Derken 1453 yılında Konstantinopolis, Türk ordusu tarafından fethedildi ve Doğu Roma İmparatorluğu ortadan kalkmış oldu. Tabii Türkler orada kalmamış, Balkanlardan Avrupa’ya doğru ilerlemeye başlamışlardı. Bu karmaşa sırasında boş durmayan Venedik, küçük hamlelerle de olsa Avrupa’daki topraklarını genişletmeye başlamıştı. 

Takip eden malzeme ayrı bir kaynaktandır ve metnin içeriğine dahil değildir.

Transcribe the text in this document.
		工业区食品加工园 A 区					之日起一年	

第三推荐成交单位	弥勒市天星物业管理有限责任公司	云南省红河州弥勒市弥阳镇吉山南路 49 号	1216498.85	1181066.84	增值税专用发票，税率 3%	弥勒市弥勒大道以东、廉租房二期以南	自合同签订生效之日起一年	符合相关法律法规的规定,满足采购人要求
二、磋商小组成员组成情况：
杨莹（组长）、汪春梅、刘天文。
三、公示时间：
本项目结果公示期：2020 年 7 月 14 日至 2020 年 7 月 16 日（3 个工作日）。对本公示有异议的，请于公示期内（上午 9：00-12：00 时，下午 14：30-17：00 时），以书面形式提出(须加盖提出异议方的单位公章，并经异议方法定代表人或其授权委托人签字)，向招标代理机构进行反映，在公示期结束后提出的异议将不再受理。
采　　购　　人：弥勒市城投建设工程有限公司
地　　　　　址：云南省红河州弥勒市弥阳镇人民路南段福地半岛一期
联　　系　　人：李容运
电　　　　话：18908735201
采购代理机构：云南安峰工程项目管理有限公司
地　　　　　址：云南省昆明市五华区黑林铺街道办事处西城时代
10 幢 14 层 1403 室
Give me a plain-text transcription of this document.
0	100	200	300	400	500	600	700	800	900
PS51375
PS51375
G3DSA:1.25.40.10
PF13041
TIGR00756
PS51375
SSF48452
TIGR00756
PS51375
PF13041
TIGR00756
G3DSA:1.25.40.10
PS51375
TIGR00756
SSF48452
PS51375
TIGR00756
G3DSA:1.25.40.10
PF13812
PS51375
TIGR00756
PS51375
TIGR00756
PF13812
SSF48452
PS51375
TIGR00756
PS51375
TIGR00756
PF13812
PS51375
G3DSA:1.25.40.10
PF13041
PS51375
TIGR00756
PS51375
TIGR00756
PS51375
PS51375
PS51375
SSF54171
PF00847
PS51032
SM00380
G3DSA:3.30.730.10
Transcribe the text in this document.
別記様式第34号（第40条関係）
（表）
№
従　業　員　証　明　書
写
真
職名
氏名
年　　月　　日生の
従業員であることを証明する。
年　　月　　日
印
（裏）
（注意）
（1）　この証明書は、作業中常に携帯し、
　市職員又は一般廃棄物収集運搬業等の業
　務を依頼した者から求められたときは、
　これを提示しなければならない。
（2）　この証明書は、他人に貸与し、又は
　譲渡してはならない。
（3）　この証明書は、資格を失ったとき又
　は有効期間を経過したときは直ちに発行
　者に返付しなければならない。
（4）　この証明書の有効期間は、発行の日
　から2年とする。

16. yüzyılda kurulan Cambrai Birliği yüzünden Venedik hızla güç kaybetmeye başladı ve Doğru Akdeniz’deki hakimiyeti sallandı. Dİğer yandan Amerika keşfedildiği için artık yeni ticaret yolları bulunmuştu. Türklerin Kıbrıs’ı ele geçirmesi ise Venedik’i iyice çileden çıkardı. Papalık ve diğer Avrupa devletleri ile anlaşmalar yapılsa bile geliyordu gelmekte olan.

Bataklık üzerine binbir çaba ile kurulmuş Venedik, artık bağımsız değildi:

Venedik Cumhuriyeti ilk kurulduğu günden beri soyluların yönetiminde olan bir ülkeydi. Ancak Fransız Devrimi ile birlikte toplumda yaşanan aydınlanma hareketi sonrası halkın bu oligarşik sisteme tahammülü kalmamıştı. İlk çatışmalar bunun üzerine başladı.

1797 yılında Napolyon Avusturaya’ya saldırırken Venedik’i bir tehdit olarak gördü ve müttefiksiz bıraktı. Bu dönemde cumhuriyet yıkıldı ve kontrol Avusturya’ya geçti. 1848 yılında birkaç isyan olsa bile işe yaramadı. 1866 yılında Avusturya, Prusyalılar tarafından yenilince Venedik de Birleşik İtalya Krallığı’na devredildi. Yani Venedik artık bağımsız bir ülke değildi. 

Venedik artık yalnızca ‘güzel’ bir şehir:

Birleşik İtalya Krallığı Venedik’in denizcilerini ya da deniz gücünü umursamıyordu. Burası onlar için yalnızca güzel bir şehirdi. 1932 yılında bölge motorlu taşıtlarla birbirine bağlandı. İkinci Dünya Savaşı sonrası şehirde sosyalist yönetimler uzun süre etkin oldu. Bugün bile Venedik, İtalya’daki solcular için kurtarılmış bir bölge kabul edilir.

Şehirde bugün bile hala yenilikçiler ile gelenekçilerin tartışmaları sürüyor. Bir yandan aktif bir üretim merkezi olan Venedik, diğer yandan harika bir turizm merkezi. Fakat doğal su baskınları gibi sayısız afet tehdidinin yanı sıra gelen turistler nedeniyle çevrenin kirlenmesi en büyük sorundur. Eğer bu şehir iyi bir şekilde korunmazsa kısa zaman içinde yok olup gider diyenlerin sayısı her geçen gün artıyor.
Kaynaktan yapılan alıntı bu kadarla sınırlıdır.